Man hält sich ja auch nen Wellensittich und frägt nicht nach dem Hintergrund. Man sperrt ihn einfach ein.

Hamster sind auch so „Fälle“. Hamster sind wild lebende Tiere (normalerweise). Viele Tiere lassen sich streicheln, wenn sie bei Menschen aufwachsen, das ist aber wider die Natur. N Papagei spricht auch, das tut er aber normalerweise in Freiheit nicht und glaub mir, der fühlt sich in Freiheit viel wohler.

Zu Hund:
Auch Hunde haben noch ihre Instinkte, obwohl sie „zahm gezüchtet“ wurden. Jeder Jagdhund ist taub auf den Ohren, wenn sein Herrchen ihn ruft, wenn er eine Fährte wittert. Da setzt bei ihm einfach was aus :smile:. Wobei ich bei Hunden noch sage: Na gut, die sind froh, wenn sie gestreichelt werden, ein Dach überm Kopf haben und ihr Fressen kriegen (siehe Oddi bei Garfield).

Zum Thema zahm:
hast Du schon mal ein Tier erlebt, das auf die Welt kommt und sofort zahm ist? - Ich nicht. Das geschieht nur, wenn ein Mensch drumrum ist. Also ist ein Frettchen auch nicht „zahm gezüchtet“ sondern es wird so, weil es das normale eben nicht kennt.

Grüße Netti :smile:

[Bei dieser Antwort wurde das Vollzitat nachträglich automatisiert entfernt]

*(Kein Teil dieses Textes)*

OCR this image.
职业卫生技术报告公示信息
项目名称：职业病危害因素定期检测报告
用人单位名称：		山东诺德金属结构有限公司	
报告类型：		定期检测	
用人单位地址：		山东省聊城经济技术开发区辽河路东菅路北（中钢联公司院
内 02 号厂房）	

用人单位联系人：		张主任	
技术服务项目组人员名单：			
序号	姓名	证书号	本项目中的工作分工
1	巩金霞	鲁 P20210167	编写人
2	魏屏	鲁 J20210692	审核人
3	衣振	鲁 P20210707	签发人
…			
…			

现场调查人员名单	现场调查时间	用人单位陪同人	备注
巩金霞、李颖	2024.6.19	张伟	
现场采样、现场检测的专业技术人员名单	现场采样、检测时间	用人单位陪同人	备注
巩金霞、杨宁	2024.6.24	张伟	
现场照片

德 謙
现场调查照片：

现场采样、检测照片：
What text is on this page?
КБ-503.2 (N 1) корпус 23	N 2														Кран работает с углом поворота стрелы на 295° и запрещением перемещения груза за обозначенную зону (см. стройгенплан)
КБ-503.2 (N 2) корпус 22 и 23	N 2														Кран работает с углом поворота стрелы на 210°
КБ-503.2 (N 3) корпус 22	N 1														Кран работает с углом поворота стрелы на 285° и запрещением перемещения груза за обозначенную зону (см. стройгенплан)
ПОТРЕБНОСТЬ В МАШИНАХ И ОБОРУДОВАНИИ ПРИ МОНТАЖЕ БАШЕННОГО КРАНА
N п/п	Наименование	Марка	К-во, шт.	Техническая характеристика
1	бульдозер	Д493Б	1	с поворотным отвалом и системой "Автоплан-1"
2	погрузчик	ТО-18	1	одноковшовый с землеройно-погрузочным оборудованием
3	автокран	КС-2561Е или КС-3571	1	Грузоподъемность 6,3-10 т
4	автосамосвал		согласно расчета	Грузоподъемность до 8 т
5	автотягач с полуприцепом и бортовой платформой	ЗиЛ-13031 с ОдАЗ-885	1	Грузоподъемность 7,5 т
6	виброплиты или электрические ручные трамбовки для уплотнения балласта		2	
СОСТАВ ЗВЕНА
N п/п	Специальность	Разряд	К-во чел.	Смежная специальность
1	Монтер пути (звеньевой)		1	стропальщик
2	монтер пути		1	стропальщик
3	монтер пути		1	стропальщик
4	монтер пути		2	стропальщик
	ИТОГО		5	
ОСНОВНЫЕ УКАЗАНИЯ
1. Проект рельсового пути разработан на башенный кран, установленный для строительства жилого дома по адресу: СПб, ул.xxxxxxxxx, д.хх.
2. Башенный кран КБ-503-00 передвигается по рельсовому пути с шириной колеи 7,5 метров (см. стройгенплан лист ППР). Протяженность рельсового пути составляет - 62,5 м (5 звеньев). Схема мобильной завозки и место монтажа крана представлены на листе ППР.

Dass Frettchen nach Honig oder Bienenwachs riechen hab´ ich
noch nicht erlebt. Sie stinken mehr oder weniger wie ein
Iltis.
Möglicherweise werden sie in Zoohandlungen zur
Verkaufsförderung parfümiert.

Hi, Johnny!
Nee, glaub ich nicht :smile:
Das Frettchen, das ich auf dem Arm hatte, roch wie Antikwachs, mit dem man alte Möbel einreibt, stark, aber nicht unangenehm. Empfinde auch nicht nur ich so - die Moderatorin von "Tiere suchen ein Zuhause, sagt auch jedesmal, dass „sie nach Honig riechen“. Allerdings weiß ich nicht, wie ein Iltis stinkriecht.

Gruß,
Eva

Und so ein Frettchen braucht ja , neben

einem sehr grossen kaefig mit allem drum und dran, auch mal
Freilauf.
Da sollte man sich schon ueberlegen, ob sowas auf Dauer
gutgeht.

Habe ich gar keinen Platz für. Und unsere zwei Katzen brauchen den Balkon für sich, weil sie sonst nicht rausgehen. Außerdem würden sie sich verraten fühlen, wenn da plötzlich Konkurrenz ist - mein Mann und ich haben sie großgezogen und sie sind überzeugt, sie sind unsere Babies!
Gruß,
Eva

Falls Du mit 2 Katzen noch nicht ausgelastet bist :wink: kannst
Du ja mal auf meiner Tiervermittlungsseite vorbeischauen:

http://www.tierschutz-notfaelle.de

Hallo Myriam!
Ich schau gern mal auf deiner Seite vorbei, aber meine zwei Beiden halten mich schon auf Trab.
Wünsche dir aber viel Erfolg beim Vermitteln der armen Hascherl!
Gruß,
Eva

Hallo,

ich denke, wir haben nicht das Recht, unseren gesamten Wohlstand für uns zu behalten und die Teire nicht daran teilhaben zu lassen. Zumal wenn es sich um ein Tier wie ein Frettchen handelt, das in der freien Naturkaum überlebenschancen gegenüber Nahrungskonkurrenten hat.

Gruss, Niels

1 „Gefällt mir“

Würdens die Leute net kaufen, würd’s auch keiner z
Würdens die Leute net kaufen, würd’s auch keiner züchten!
(siehe Pelzmäntel).
Man könnt ja - wenn man seinen Wohlstand unbedingt an die Tiere vergeben will - im Tierheim helfen, was spenden… Das wäre sinnvoller.
Wie viele „Streicheltiere“ gibts denn im Tierheim? Hasen, Hamster… Erst haben müssen und dann abgeben, wenn sich dann doch zu hause keiner kümmert (damit ist jetzt keiner im Forum gemeint, ich meine generell ist doch die Einstellung so bei den Leuten heutzutage).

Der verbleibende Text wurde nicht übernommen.